竹の台陳列館
竹の台陳列館(たけのだいちんれつかん)は、かつて東京都下谷区(現・台東区)の上野公園にあり、明治末期から大正期にかけて美術展の会場になった施設である。
概要
[編集]東京帝室博物館が管理する施設で、美術関係団体に貸し出された。文部省美術展覧会(文展)をはじめ、各種の美術展会場として使用され、近代日本美術史上に名を残している。東京府美術館が開館するとその役割を終えた。
竹の台は江戸時代に寛永寺中堂があった地で、陳列館は現在で言えば東京国立博物館の南側、噴水と奏楽堂の中間付近にあった。
沿革
[編集]明治後期、当地には第五号館が建っていた。第3回内国勧業博覧会(1889年)の第五号館(第2回博覧会の四号館を改修)だった施設で、農商務省から(当時の)帝国博物館に払い下げられ、後に美術展などの会場に貸し出されていた。
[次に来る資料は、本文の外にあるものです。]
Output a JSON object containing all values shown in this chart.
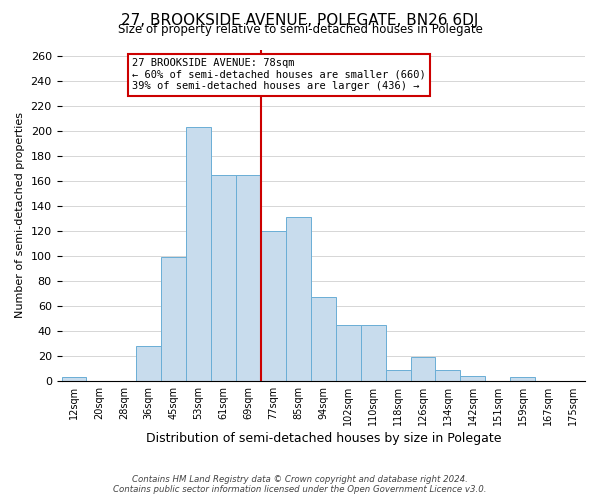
{
  "title": "27, BROOKSIDE AVENUE, POLEGATE, BN26 6DJ",
  "subtitle": "Size of property relative to semi-detached houses in Polegate",
  "xlabel": "Distribution of semi-detached houses by size in Polegate",
  "ylabel": "Number of semi-detached properties",
  "bar_labels": [
    "12sqm",
    "20sqm",
    "28sqm",
    "36sqm",
    "45sqm",
    "53sqm",
    "61sqm",
    "69sqm",
    "77sqm",
    "85sqm",
    "94sqm",
    "102sqm",
    "110sqm",
    "118sqm",
    "126sqm",
    "134sqm",
    "142sqm",
    "151sqm",
    "159sqm",
    "167sqm",
    "175sqm"
  ],
  "bar_values": [
    3,
    0,
    0,
    28,
    99,
    203,
    165,
    165,
    120,
    131,
    67,
    45,
    45,
    9,
    19,
    9,
    4,
    0,
    3,
    0,
    0
  ],
  "bar_color": "#c8dced",
  "bar_edge_color": "#6aaed6",
  "vline_color": "#cc0000",
  "annotation_title": "27 BROOKSIDE AVENUE: 78sqm",
  "annotation_line1": "← 60% of semi-detached houses are smaller (660)",
  "annotation_line2": "39% of semi-detached houses are larger (436) →",
  "annotation_box_color": "#ffffff",
  "annotation_box_edge": "#cc0000",
  "ylim": [
    0,
    265
  ],
  "yticks": [
    0,
    20,
    40,
    60,
    80,
    100,
    120,
    140,
    160,
    180,
    200,
    220,
    240,
    260
  ],
  "footer1": "Contains HM Land Registry data © Crown copyright and database right 2024.",
  "footer2": "Contains public sector information licensed under the Open Government Licence v3.0."
}
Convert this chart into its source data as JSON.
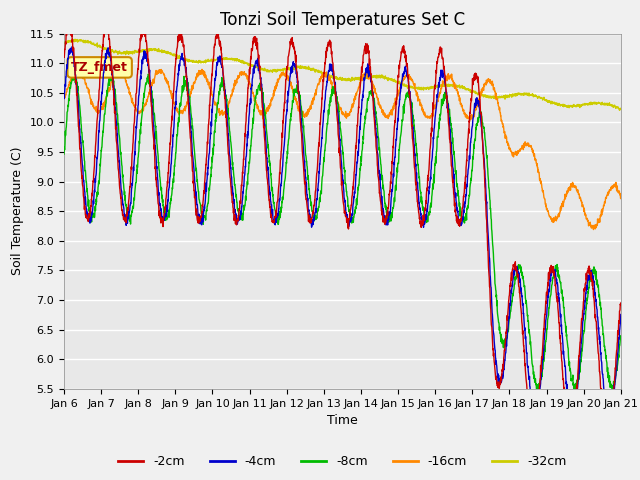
{
  "title": "Tonzi Soil Temperatures Set C",
  "xlabel": "Time",
  "ylabel": "Soil Temperature (C)",
  "ylim": [
    5.5,
    11.5
  ],
  "xlim": [
    0,
    15
  ],
  "legend_labels": [
    "-2cm",
    "-4cm",
    "-8cm",
    "-16cm",
    "-32cm"
  ],
  "legend_colors": [
    "#cc0000",
    "#0000cc",
    "#00bb00",
    "#ff8800",
    "#cccc00"
  ],
  "annotation_text": "TZ_fmet",
  "annotation_bg": "#ffffaa",
  "annotation_border": "#cc8800",
  "annotation_text_color": "#aa0000",
  "fig_bg": "#f0f0f0",
  "plot_bg": "#e8e8e8",
  "grid_color": "#ffffff",
  "n_days": 15,
  "start_day": 6,
  "ppd": 144,
  "title_fontsize": 12,
  "axis_label_fontsize": 9,
  "tick_label_fontsize": 8
}
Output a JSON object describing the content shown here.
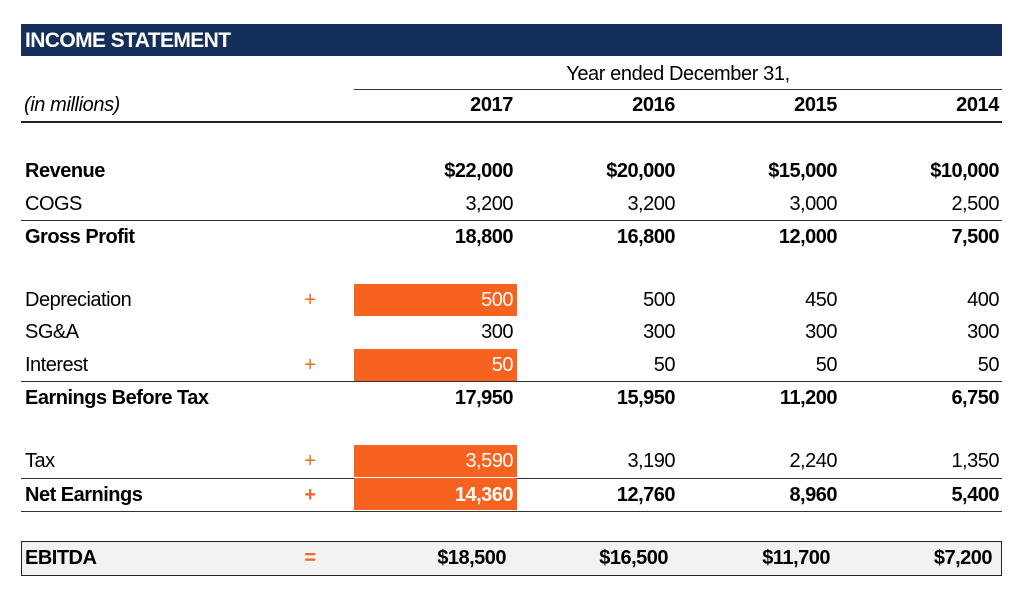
{
  "title": "INCOME STATEMENT",
  "period_label": "Year ended December 31,",
  "units_label": "(in millions)",
  "years": [
    "2017",
    "2016",
    "2015",
    "2014"
  ],
  "colors": {
    "header_bg": "#14305a",
    "highlight": "#f7621e",
    "operator": "#f26522",
    "total_bg": "#f2f2f2"
  },
  "rows": [
    {
      "label": "Revenue",
      "op": "",
      "values": [
        "$22,000",
        "$20,000",
        "$15,000",
        "$10,000"
      ],
      "bold": true,
      "highlight": false
    },
    {
      "label": "COGS",
      "op": "",
      "values": [
        "3,200",
        "3,200",
        "3,000",
        "2,500"
      ],
      "bold": false,
      "highlight": false
    },
    {
      "label": "Gross Profit",
      "op": "",
      "values": [
        "18,800",
        "16,800",
        "12,000",
        "7,500"
      ],
      "bold": true,
      "highlight": false
    },
    {
      "label": "Depreciation",
      "op": "+",
      "values": [
        "500",
        "500",
        "450",
        "400"
      ],
      "bold": false,
      "highlight": true
    },
    {
      "label": "SG&A",
      "op": "",
      "values": [
        "300",
        "300",
        "300",
        "300"
      ],
      "bold": false,
      "highlight": false
    },
    {
      "label": "Interest",
      "op": "+",
      "values": [
        "50",
        "50",
        "50",
        "50"
      ],
      "bold": false,
      "highlight": true
    },
    {
      "label": "Earnings Before Tax",
      "op": "",
      "values": [
        "17,950",
        "15,950",
        "11,200",
        "6,750"
      ],
      "bold": true,
      "highlight": false
    },
    {
      "label": "Tax",
      "op": "+",
      "values": [
        "3,590",
        "3,190",
        "2,240",
        "1,350"
      ],
      "bold": false,
      "highlight": true
    },
    {
      "label": "Net Earnings",
      "op": "+",
      "values": [
        "14,360",
        "12,760",
        "8,960",
        "5,400"
      ],
      "bold": true,
      "highlight": true
    }
  ],
  "ebitda": {
    "label": "EBITDA",
    "op": "=",
    "values": [
      "$18,500",
      "$16,500",
      "$11,700",
      "$7,200"
    ]
  }
}
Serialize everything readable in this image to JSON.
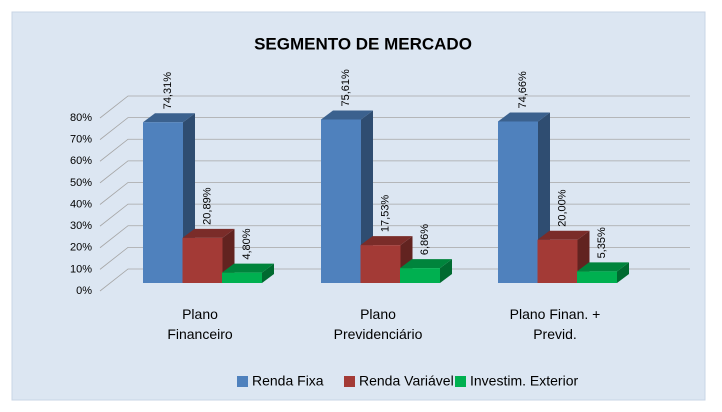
{
  "chart_data": {
    "type": "bar3d",
    "title": "SEGMENTO DE MERCADO",
    "categories": [
      "Plano\nFinanceiro",
      "Plano\nPrevidenciário",
      "Plano Finan. +\nPrevid."
    ],
    "series": [
      {
        "name": "Renda Fixa",
        "color": "#4f81bd",
        "values": [
          74.31,
          75.61,
          74.66
        ],
        "value_labels": [
          "74,31%",
          "75,61%",
          "74,66%"
        ]
      },
      {
        "name": "Renda Variável",
        "color": "#a33a36",
        "values": [
          20.89,
          17.53,
          20.0
        ],
        "value_labels": [
          "20,89%",
          "17,53%",
          "20,00%"
        ]
      },
      {
        "name": "Investim. Exterior",
        "color": "#00b050",
        "values": [
          4.8,
          6.86,
          5.35
        ],
        "value_labels": [
          "4,80%",
          "6,86%",
          "5,35%"
        ]
      }
    ],
    "ylim": [
      0,
      80
    ],
    "yticks": [
      {
        "value": 0,
        "label": "0%"
      },
      {
        "value": 10,
        "label": "10%"
      },
      {
        "value": 20,
        "label": "20%"
      },
      {
        "value": 30,
        "label": "30%"
      },
      {
        "value": 40,
        "label": "40%"
      },
      {
        "value": 50,
        "label": "50%"
      },
      {
        "value": 60,
        "label": "60%"
      },
      {
        "value": 70,
        "label": "70%"
      },
      {
        "value": 80,
        "label": "80%"
      }
    ],
    "grid": true,
    "legend": "bottom"
  }
}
第五号館は東京府主催の東京勧業博覧会(1907年)に際して取り壊され、その跡地に第二号館[1]が建てられた。博覧会終了後、建物は東京帝室博物館に譲渡され、竹の台陳列館として美術関係団体に貸し出されることになった[2]。木造平屋建1248坪、掘立の建物であった。東京大正博覧会(1914年)に際しては、屋根を改修し、3か所の出入り口に「セセッション」式の装飾を施し、第三工業館として使用された[3]。
もともと博覧会用の建造物で、内部は土間のままであり、施設面では不備が多く、雨漏り等の不安もあった。施設に不満を持つ美術家たちは国立美術館の建設を求める運動を起こした。美術館問題は紆余曲折を経て、近接した場所に東京府美術館を建てることで決着した。
1925年に東京府美術館(岡田信一郎設計)が開館すると、竹の台陳列館はその役割を終えた。
1926年3月、陳列館の建物は文部省に譲渡された。移築され、1927年6月に東京博物館上野別館(約840坪)として開館し、各種の展覧会や資料の展示に使用された。隣接地にRC造の上野新館(現在の国立科学博物館本館)が完成した後も、別館として使用された[4]。
戦争末期の1945年、博物館は休館となった。上野別館は鉄道沿線に当たることから建物疎開の対象となり、軍隊によって北側部分が破壊された。職員が立ち会う暇もなく、陳列されていた貴重な標本類が多く失われたという[5]。終戦後も約200坪の建物が残っていたが、そのまま放置され、1949年に自然倒壊した。